Por André Garcia
Ao contrário do que espera o setor produtivo mato-grossense, a consolidação da lei que converte áreas com cobertura vegetal da Amazônia em Cerrado, além de comprometer a conservação dos dois biomas, pode desequilibrar os resultados da agropecuária, principal atividade econômica do Estado.
Aprovada em primeira votação pela Assembleia Legislativa, a norma resultará em aumento de até 5,2 milhões de hectares no desmatamento, o que compromete a captura de carbono, prejudica a imagem do setor no mercado externo e acentua impactos das mudanças climáticas, já que a agricultura depende em 90% das chuvas.
“Se o propósito é aumentar a produção, a lei é equivocada e prejudica, numa canetada, Amazônia e Cerrado”, critica André Guimarães, diretor executivo do Instituto de Pesquisa Ambiental da Amazônia (IPAM).
No próprio Estado, o agronegócio dá inúmeros exemplos de como a produção pode ser aumentada sem a abertura de novas áreas. É o caso da integração lavoura, pasto, floresta (ILPF), que abrange 2.2 milhões de hectares em Mato Grosso, combinando atividades agrícolas, pecuárias e florestais para otimizar o uso do solo.

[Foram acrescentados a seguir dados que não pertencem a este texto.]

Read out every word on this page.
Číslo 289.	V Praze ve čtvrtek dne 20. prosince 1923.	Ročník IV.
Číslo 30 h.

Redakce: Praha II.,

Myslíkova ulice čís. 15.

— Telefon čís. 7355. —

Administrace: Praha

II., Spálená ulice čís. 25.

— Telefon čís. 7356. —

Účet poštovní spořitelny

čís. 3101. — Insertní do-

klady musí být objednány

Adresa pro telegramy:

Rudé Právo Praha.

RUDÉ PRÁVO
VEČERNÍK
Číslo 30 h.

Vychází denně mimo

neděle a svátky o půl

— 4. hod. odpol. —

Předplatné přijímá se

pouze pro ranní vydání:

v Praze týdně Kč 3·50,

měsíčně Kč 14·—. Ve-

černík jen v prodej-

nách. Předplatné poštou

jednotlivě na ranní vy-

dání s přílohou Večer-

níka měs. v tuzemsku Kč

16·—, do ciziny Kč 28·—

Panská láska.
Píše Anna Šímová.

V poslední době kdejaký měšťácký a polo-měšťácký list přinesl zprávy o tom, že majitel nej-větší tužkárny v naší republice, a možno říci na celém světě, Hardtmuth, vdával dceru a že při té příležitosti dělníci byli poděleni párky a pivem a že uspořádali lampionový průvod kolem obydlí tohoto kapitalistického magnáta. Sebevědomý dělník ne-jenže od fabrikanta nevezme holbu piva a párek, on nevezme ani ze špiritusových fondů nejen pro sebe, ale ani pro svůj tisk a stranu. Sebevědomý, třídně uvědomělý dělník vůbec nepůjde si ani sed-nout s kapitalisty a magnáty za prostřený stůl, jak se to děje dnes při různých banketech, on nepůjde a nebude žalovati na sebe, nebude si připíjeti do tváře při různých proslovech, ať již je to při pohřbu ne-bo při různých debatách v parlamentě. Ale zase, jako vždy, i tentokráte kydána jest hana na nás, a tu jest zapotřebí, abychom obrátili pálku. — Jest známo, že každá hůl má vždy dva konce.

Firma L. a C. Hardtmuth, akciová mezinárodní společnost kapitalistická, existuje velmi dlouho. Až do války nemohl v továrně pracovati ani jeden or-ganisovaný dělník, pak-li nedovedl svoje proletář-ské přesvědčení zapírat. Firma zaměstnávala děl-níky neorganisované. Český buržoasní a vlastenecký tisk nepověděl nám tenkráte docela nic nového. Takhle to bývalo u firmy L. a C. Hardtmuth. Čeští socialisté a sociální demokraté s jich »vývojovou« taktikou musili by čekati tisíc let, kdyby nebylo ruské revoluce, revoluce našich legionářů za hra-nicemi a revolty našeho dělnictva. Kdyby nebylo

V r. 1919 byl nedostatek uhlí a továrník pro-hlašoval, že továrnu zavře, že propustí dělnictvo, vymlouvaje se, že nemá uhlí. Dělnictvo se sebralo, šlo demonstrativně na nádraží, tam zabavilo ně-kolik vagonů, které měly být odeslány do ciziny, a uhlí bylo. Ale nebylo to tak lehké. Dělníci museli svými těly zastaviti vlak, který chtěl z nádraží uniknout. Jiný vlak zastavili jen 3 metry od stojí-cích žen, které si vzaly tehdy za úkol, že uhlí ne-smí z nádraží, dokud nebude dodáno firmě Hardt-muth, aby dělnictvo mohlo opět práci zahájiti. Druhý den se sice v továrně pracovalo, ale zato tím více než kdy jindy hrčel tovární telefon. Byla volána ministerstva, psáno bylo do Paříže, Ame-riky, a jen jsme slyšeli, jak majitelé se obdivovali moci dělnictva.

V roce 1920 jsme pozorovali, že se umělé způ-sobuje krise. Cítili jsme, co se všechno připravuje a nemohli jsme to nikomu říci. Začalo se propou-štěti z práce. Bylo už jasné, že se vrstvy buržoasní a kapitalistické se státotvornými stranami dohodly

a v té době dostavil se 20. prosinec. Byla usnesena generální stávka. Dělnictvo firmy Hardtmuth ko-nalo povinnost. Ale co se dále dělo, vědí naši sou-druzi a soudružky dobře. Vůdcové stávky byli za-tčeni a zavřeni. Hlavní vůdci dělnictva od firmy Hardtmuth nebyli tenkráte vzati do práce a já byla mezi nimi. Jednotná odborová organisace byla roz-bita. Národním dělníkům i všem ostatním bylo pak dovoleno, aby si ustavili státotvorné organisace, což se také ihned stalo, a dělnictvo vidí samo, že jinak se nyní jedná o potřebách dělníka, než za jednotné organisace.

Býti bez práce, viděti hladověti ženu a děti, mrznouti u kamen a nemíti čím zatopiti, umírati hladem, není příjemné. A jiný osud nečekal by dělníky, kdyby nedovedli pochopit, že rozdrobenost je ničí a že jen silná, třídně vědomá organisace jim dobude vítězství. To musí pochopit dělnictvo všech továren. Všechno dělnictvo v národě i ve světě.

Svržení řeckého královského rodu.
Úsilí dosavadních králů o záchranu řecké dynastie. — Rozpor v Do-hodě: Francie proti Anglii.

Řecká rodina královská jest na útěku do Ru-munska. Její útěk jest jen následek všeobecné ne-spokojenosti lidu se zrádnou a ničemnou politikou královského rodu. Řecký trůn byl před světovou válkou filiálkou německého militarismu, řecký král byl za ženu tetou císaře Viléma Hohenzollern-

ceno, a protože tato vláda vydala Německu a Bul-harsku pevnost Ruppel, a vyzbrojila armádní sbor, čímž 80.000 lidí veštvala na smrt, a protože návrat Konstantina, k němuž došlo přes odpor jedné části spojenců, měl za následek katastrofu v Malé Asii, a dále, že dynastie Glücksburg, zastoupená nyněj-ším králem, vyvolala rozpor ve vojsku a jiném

Outra estratégia importante é a recuperação de áreas degradadas, tema que está na mira do Governo Federal e de empresas de outros países. É possível citar ainda a rotação e diversificação de culturas, o manejo integrado de pragas, o melhoramento genético e o avanço da agricultura de precisão.
“Estudos científicos já demonstraram que não é mais necessário derrubar nenhuma árvore para ter mais produtividade no campo. Em muitos casos, os ganhos podem dobrar ou até triplicar apenas restaurando áreas degradadas ou reutilizando pastos abandonados”, acrescenta André.
O projeto Conserv, do IPAM, é um bom exemplo disso. A proposta remunera produtores rurais para manter a vegetação nativa além da reserva legal. Ao todo, 31 contratos assinados com produtores do Pará e de Mato Grosso garantem a proteção de 24 mil hectares.
Ambições do Estado em jogo
O avanço da lei também representa impacto para a biodiversidade e perdas na captura de carbono. Neste contexto, coloca em jogo o projeto Carbono Neutro MT, que visa neutralizar as emissões de gases do efeito estufa até 2035, 15 anos antes da meta global de 2050.
Desde que lançou o programa, em 2021, o Governo do Estado tem buscado parcerias para projetos de produção de alimentos que neutralizem o carbono. O trabalho considera as exigências do mercado externo por produtos com selo de carbono zero e que comprovem a sua origem sustentável.
Planejamento territorial
Segundo o Ipam, a proposta de redução da reserva legal do bioma Amazônia também carece de fundamentos técnicos e de uma visão integrada ao planejamento territorial. Assim, há um desafio de monitoramento, tendo sua definição de limites baseada em critérios de altura, dificultando a delimitação.
A lei aprovada menciona mapas de vegetação e critérios técnicos, mas não articula com uma política pública integrada de uso do solo. Portanto, há risco de promoção ao uso desordenado do território, conflitos socioambientais, além de comprometer a preservação de áreas prioritárias para a conservação da biodiversidade.
“A lei por si só, isolada de uma estratégia de planejamento territorial embasada em zoneamento ecológico econômico e outros instrumentos de políticas públicas, passa uma mensagem de leniência ao uso descontrolado dos recursos naturais”, avalia Gabriela Savian, diretora adjunta de Políticas Públicas do IPAM.
A Lei
Na última semana, a ALMT aprovou Projeto de Lei Complementar (PLC) 18/2024 que reclassifica partes da Floresta Amazônica como Cerrado. Com a mudança, a área de reserva legal nas propriedades rurais cai de 80%, que é o exigido pelo Código Florestal para a Amazônia, para 35%, limite fixado para o Cerrado.
Em novembro, pesquisadores chegaram a formalizar uma denúncia pública contra a proposta, enfatizando que ela ignora os mapeamentos oficiais do Instituto Brasileiro de Geografia e Estatística (IBGE) e desconsidera a metodologia técnico-científica nacional de classificação da vegetação brasileira, estabelecida no Mapa de Vegetação do Brasil.